Perhaps we can get them to reconsider?

Kristján Valur said...

Oh, and btw:
an "atomic" property in regular cPython (and stackless) of course only prevents preemptive release of the GIL. Any blocking IO calls will still cause a "co-operative" GIL release. For this reason, "atomic" cannot be replace generic locks completely.

How does this play with longer "transactions" in STM?

Armin Rigo said...

@Kris: ah, interesting. You did the same as what I attempted in my hack of CPython at https://bitbucket.org/arigo/cpython-withatomic . This didn't really work out, though, because the stdlib (including file objects) use regular locks. A simple "print" in an atomic block could lead to deadlocks: the atomic block can block waiting for the stdout's file lock to be released, but it does so without releasing the GIL. Now the lock would typically be released by another thread --- if only it could grab the GIL for a short while.

You can see the workaround I found in the last few commit messages of the above repository, but I'm not satisfied with it... In general I'm still unsure what the best way is. For now in pypy-stm I'm going to hack on a case-by-case basis to convert the locks to atomic sections.

Perhaps it is possible to do it semi-generically, e.g. convert all syntactically nested "with lock:" statements in the user code into "with atomic:" statements (similar to next year's Intel CPUs, which will have "lock elision" to help convert from lock-based to HTM programs). As far as I know, this idea doesn't work in all situations, e.g. if you acquire a lock in one thread and release it in another thread.

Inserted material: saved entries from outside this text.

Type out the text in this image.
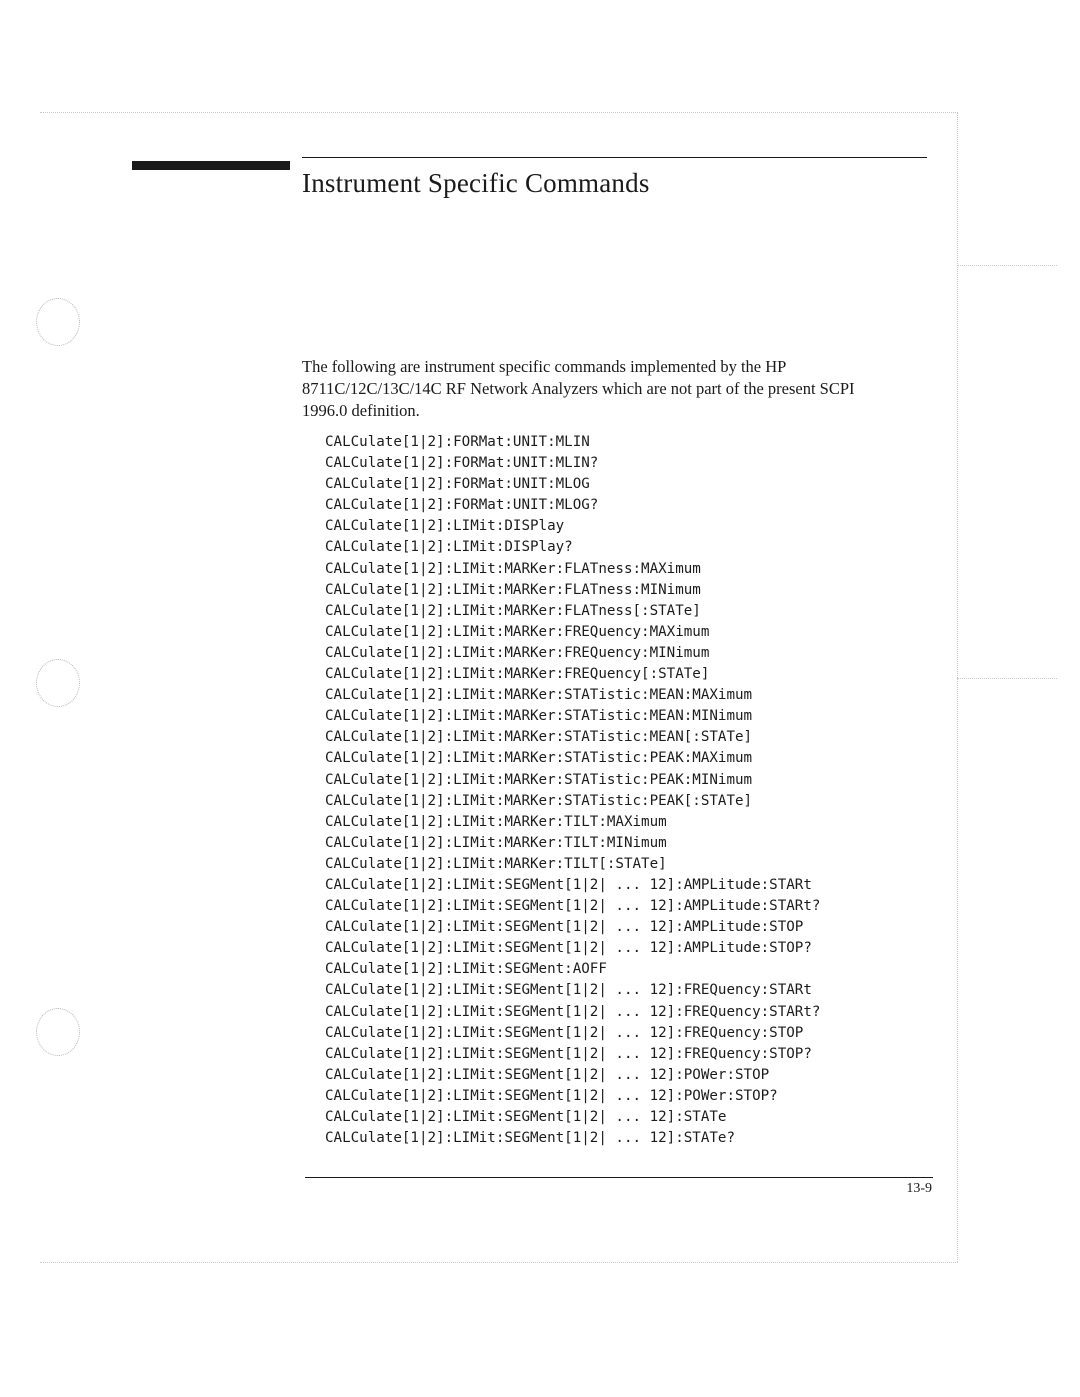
Instrument Specific Commands

The following are instrument specific commands implemented by the HP 8711C/12C/13C/14C RF Network Analyzers which are not part of the present SCPI 1996.0 definition.

CALCulate[1|2]:FORMat:UNIT:MLIN
CALCulate[1|2]:FORMat:UNIT:MLIN?
CALCulate[1|2]:FORMat:UNIT:MLOG
CALCulate[1|2]:FORMat:UNIT:MLOG?
CALCulate[1|2]:LIMit:DISPlay
CALCulate[1|2]:LIMit:DISPlay?
CALCulate[1|2]:LIMit:MARKer:FLATness:MAXimum
CALCulate[1|2]:LIMit:MARKer:FLATness:MINimum
CALCulate[1|2]:LIMit:MARKer:FLATness[:STATe]
CALCulate[1|2]:LIMit:MARKer:FREQuency:MAXimum
CALCulate[1|2]:LIMit:MARKer:FREQuency:MINimum
CALCulate[1|2]:LIMit:MARKer:FREQuency[:STATe]
CALCulate[1|2]:LIMit:MARKer:STATistic:MEAN:MAXimum
CALCulate[1|2]:LIMit:MARKer:STATistic:MEAN:MINimum
CALCulate[1|2]:LIMit:MARKer:STATistic:MEAN[:STATe]
CALCulate[1|2]:LIMit:MARKer:STATistic:PEAK:MAXimum
CALCulate[1|2]:LIMit:MARKer:STATistic:PEAK:MINimum
CALCulate[1|2]:LIMit:MARKer:STATistic:PEAK[:STATe]
CALCulate[1|2]:LIMit:MARKer:TILT:MAXimum
CALCulate[1|2]:LIMit:MARKer:TILT:MINimum
CALCulate[1|2]:LIMit:MARKer:TILT[:STATe]
CALCulate[1|2]:LIMit:SEGMent[1|2| ... 12]:AMPLitude:STARt
CALCulate[1|2]:LIMit:SEGMent[1|2| ... 12]:AMPLitude:STARt?
CALCulate[1|2]:LIMit:SEGMent[1|2| ... 12]:AMPLitude:STOP
CALCulate[1|2]:LIMit:SEGMent[1|2| ... 12]:AMPLitude:STOP?
CALCulate[1|2]:LIMit:SEGMent:AOFF
CALCulate[1|2]:LIMit:SEGMent[1|2| ... 12]:FREQuency:STARt
CALCulate[1|2]:LIMit:SEGMent[1|2| ... 12]:FREQuency:STARt?
CALCulate[1|2]:LIMit:SEGMent[1|2| ... 12]:FREQuency:STOP
CALCulate[1|2]:LIMit:SEGMent[1|2| ... 12]:FREQuency:STOP?
CALCulate[1|2]:LIMit:SEGMent[1|2| ... 12]:POWer:STOP
CALCulate[1|2]:LIMit:SEGMent[1|2| ... 12]:POWer:STOP?
CALCulate[1|2]:LIMit:SEGMent[1|2| ... 12]:STATe
CALCulate[1|2]:LIMit:SEGMent[1|2| ... 12]:STATe?
13-9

As far as I can say, this issue is the main blocker preventing any further progress on the CPython side. It is certainly the reason I stopped pushing for it last year.

Armin Rigo said...

@Kris: ah, ok: you have a version of "atomic" that doesn't prevent the GIL from being released around I/O calls. This is different from the version described in this post, which is also what I assumed in my previous answer. In a "with atomic" block, the GIL is not released under any circumstance (equivalently, the whole "atomic" block runs as a single transaction), so that the programmer can assume that a "with atomic" block is truly atomic.

ArneBab said...

How would a code example look for thread.atomic?

Armin Rigo said...

@Arne: here is an example using directly thread.atomic. In your multithreaded application, at some point, you want to remove an item from list1 and add it to list2, knowing that list1 and list2 are also accessed by other threads. Then you write:

with thread.atomic:
x = list1.pop()
list2.append(x)

This is a classical STM example. What I'm pushing for is not that, though: it is for not writing multithreaded code in the first place. With the proper library code you can write code like the first few lines of transaction. The library code would itself use thread.atomic, but not you directly.

Kristján Valur said...

Yes, sorry for not being clear, Armin. But an "atomic" flag that inhibits involountary thread switching is useful too, because it is a fast "lock" around all kinds of code:

with atomic:
foo = foo+1 #multi-threading-safe

without the overhead of real locks.
In our GIL world, real locks only benefit areas that incur thread-blocking operations such as IO.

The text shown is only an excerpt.